Uova contaminate: in Belgio senza controlli dal 2016. “Troppi segreti industriali, poche verifiche”

Sul caso è intervenuto anche il fondatore di Slow Food, Carlo Petrini, sulle pagine di Repubblica. “È da mesi che questa patata bollente gira e la verità è che non ci sono autorità competenti per fermare la diffusione delle uova contaminate – scrive Petrini – . Assistiamo a due governi dell’Ue che si rimpallano le accuse, mentre le nostre autorità cercano di rassicurare, anche se nessuno sa esattamente quale sia la deambulazione della merce da uno Stato all’altro.

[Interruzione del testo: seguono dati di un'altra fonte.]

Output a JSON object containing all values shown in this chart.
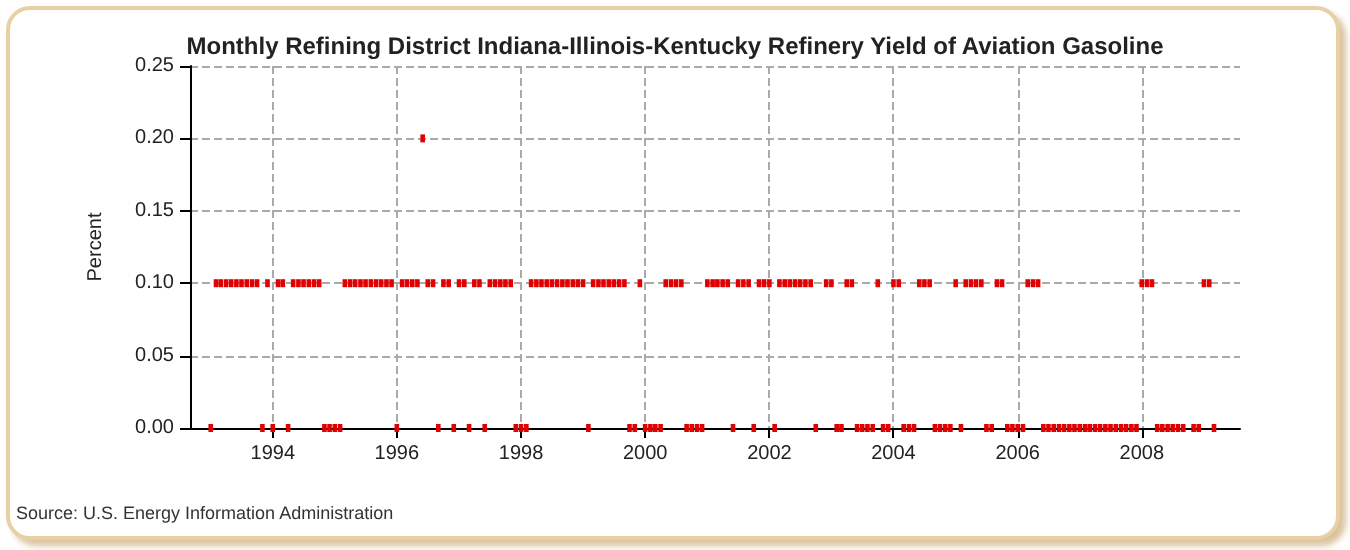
{
  "chart_data": {
    "type": "scatter",
    "title": "Monthly Refining District Indiana-Illinois-Kentucky Refinery Yield of Aviation Gasoline",
    "ylabel": "Percent",
    "annotations": [
      "Source: U.S. Energy Information Administration"
    ],
    "x": [
      "1993-01",
      "1993-02",
      "1993-03",
      "1993-04",
      "1993-05",
      "1993-06",
      "1993-07",
      "1993-08",
      "1993-09",
      "1993-10",
      "1993-11",
      "1993-12",
      "1994-01",
      "1994-02",
      "1994-03",
      "1994-04",
      "1994-05",
      "1994-06",
      "1994-07",
      "1994-08",
      "1994-09",
      "1994-10",
      "1994-11",
      "1994-12",
      "1995-01",
      "1995-02",
      "1995-03",
      "1995-04",
      "1995-05",
      "1995-06",
      "1995-07",
      "1995-08",
      "1995-09",
      "1995-10",
      "1995-11",
      "1995-12",
      "1996-01",
      "1996-02",
      "1996-03",
      "1996-04",
      "1996-05",
      "1996-06",
      "1996-07",
      "1996-08",
      "1996-09",
      "1996-10",
      "1996-11",
      "1996-12",
      "1997-01",
      "1997-02",
      "1997-03",
      "1997-04",
      "1997-05",
      "1997-06",
      "1997-07",
      "1997-08",
      "1997-09",
      "1997-10",
      "1997-11",
      "1997-12",
      "1998-01",
      "1998-02",
      "1998-03",
      "1998-04",
      "1998-05",
      "1998-06",
      "1998-07",
      "1998-08",
      "1998-09",
      "1998-10",
      "1998-11",
      "1998-12",
      "1999-01",
      "1999-02",
      "1999-03",
      "1999-04",
      "1999-05",
      "1999-06",
      "1999-07",
      "1999-08",
      "1999-09",
      "1999-10",
      "1999-11",
      "1999-12",
      "2000-01",
      "2000-02",
      "2000-03",
      "2000-04",
      "2000-05",
      "2000-06",
      "2000-07",
      "2000-08",
      "2000-09",
      "2000-10",
      "2000-11",
      "2000-12",
      "2001-01",
      "2001-02",
      "2001-03",
      "2001-04",
      "2001-05",
      "2001-06",
      "2001-07",
      "2001-08",
      "2001-09",
      "2001-10",
      "2001-11",
      "2001-12",
      "2002-01",
      "2002-02",
      "2002-03",
      "2002-04",
      "2002-05",
      "2002-06",
      "2002-07",
      "2002-08",
      "2002-09",
      "2002-10",
      "2002-11",
      "2002-12",
      "2003-01",
      "2003-02",
      "2003-03",
      "2003-04",
      "2003-05",
      "2003-06",
      "2003-07",
      "2003-08",
      "2003-09",
      "2003-10",
      "2003-11",
      "2003-12",
      "2004-01",
      "2004-02",
      "2004-03",
      "2004-04",
      "2004-05",
      "2004-06",
      "2004-07",
      "2004-08",
      "2004-09",
      "2004-10",
      "2004-11",
      "2004-12",
      "2005-01",
      "2005-02",
      "2005-03",
      "2005-04",
      "2005-05",
      "2005-06",
      "2005-07",
      "2005-08",
      "2005-09",
      "2005-10",
      "2005-11",
      "2005-12",
      "2006-01",
      "2006-02",
      "2006-03",
      "2006-04",
      "2006-05",
      "2006-06",
      "2006-07",
      "2006-08",
      "2006-09",
      "2006-10",
      "2006-11",
      "2006-12",
      "2007-01",
      "2007-02",
      "2007-03",
      "2007-04",
      "2007-05",
      "2007-06",
      "2007-07",
      "2007-08",
      "2007-09",
      "2007-10",
      "2007-11",
      "2007-12",
      "2008-01",
      "2008-02",
      "2008-03",
      "2008-04",
      "2008-05",
      "2008-06",
      "2008-07",
      "2008-08",
      "2008-09",
      "2008-10",
      "2008-11",
      "2008-12",
      "2009-01",
      "2009-02",
      "2009-03"
    ],
    "series": [
      {
        "color": "#e00000",
        "values": [
          0,
          0.1,
          0.1,
          0.1,
          0.1,
          0.1,
          0.1,
          0.1,
          0.1,
          0.1,
          0,
          0.1,
          0,
          0.1,
          0.1,
          0,
          0.1,
          0.1,
          0.1,
          0.1,
          0.1,
          0.1,
          0,
          0,
          0,
          0,
          0.1,
          0.1,
          0.1,
          0.1,
          0.1,
          0.1,
          0.1,
          0.1,
          0.1,
          0.1,
          0,
          0.1,
          0.1,
          0.1,
          0.1,
          0.2,
          0.1,
          0.1,
          0,
          0.1,
          0.1,
          0,
          0.1,
          0.1,
          0,
          0.1,
          0.1,
          0,
          0.1,
          0.1,
          0.1,
          0.1,
          0.1,
          0,
          0,
          0,
          0.1,
          0.1,
          0.1,
          0.1,
          0.1,
          0.1,
          0.1,
          0.1,
          0.1,
          0.1,
          0.1,
          0,
          0.1,
          0.1,
          0.1,
          0.1,
          0.1,
          0.1,
          0.1,
          0,
          0,
          0.1,
          0,
          0,
          0,
          0,
          0.1,
          0.1,
          0.1,
          0.1,
          0,
          0,
          0,
          0,
          0.1,
          0.1,
          0.1,
          0.1,
          0.1,
          0,
          0.1,
          0.1,
          0.1,
          0,
          0.1,
          0.1,
          0.1,
          0,
          0.1,
          0.1,
          0.1,
          0.1,
          0.1,
          0.1,
          0.1,
          0,
          null,
          0.1,
          0.1,
          0,
          0,
          0.1,
          0.1,
          0,
          0,
          0,
          0,
          0.1,
          0,
          0,
          0.1,
          0.1,
          0,
          0,
          0,
          0.1,
          0.1,
          0.1,
          0,
          0,
          0,
          0,
          0.1,
          0,
          0.1,
          0.1,
          0.1,
          0.1,
          0,
          0,
          0.1,
          0.1,
          0,
          0,
          0,
          0,
          0.1,
          0.1,
          0.1,
          0,
          0,
          0,
          0,
          0,
          0,
          0,
          0,
          0,
          0,
          0,
          0,
          0,
          0,
          0,
          0,
          0,
          0,
          0,
          0.1,
          0.1,
          0.1,
          0,
          0,
          0,
          0,
          0,
          0,
          null,
          0,
          0,
          0.1,
          0.1,
          0
        ]
      }
    ],
    "xlim": [
      "1992-09",
      "2009-08"
    ],
    "xticks": [
      "1994",
      "1996",
      "1998",
      "2000",
      "2002",
      "2004",
      "2006",
      "2008"
    ],
    "ylim": [
      0,
      0.25
    ],
    "yticks": [
      {
        "value": 0,
        "label": "0.00"
      },
      {
        "value": 0.05,
        "label": "0.05"
      },
      {
        "value": 0.1,
        "label": "0.10"
      },
      {
        "value": 0.15,
        "label": "0.15"
      },
      {
        "value": 0.2,
        "label": "0.20"
      },
      {
        "value": 0.25,
        "label": "0.25"
      }
    ],
    "grid": true,
    "marker": "square"
  }
}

Se questo è il libero mercato, non possiamo non dire che applicato all’alimentare sia un vero disastro”.

Lo scandalo delle uova “sta dimostrando tutti i limiti e le distorsioni del sistema”, dice Petrini, secondo cui si tratta della “estrema conseguenza di una produzione intensiva affidata a logiche industriali che non guardano affatto alla qualità, ma solo alla quantità”.

“Il caso delle uova contaminate è la dimostrazione di come siano trattate diversamente le produzioni agricole di massa, quelle delle multinazionali che stanno dentro ai grandi accordi internazionali, a cui si permette tutto per poi scoprire che sono meno sicure dell’agricoltura di scala, a cui invece vengono imposte regole sanitarie iperigienistiche e coercitive”, sottolinea Petrini, che si dice “esterrefatto per come l’Unione europea ha portato avanti caparbiamente quest’apertura al mercato”.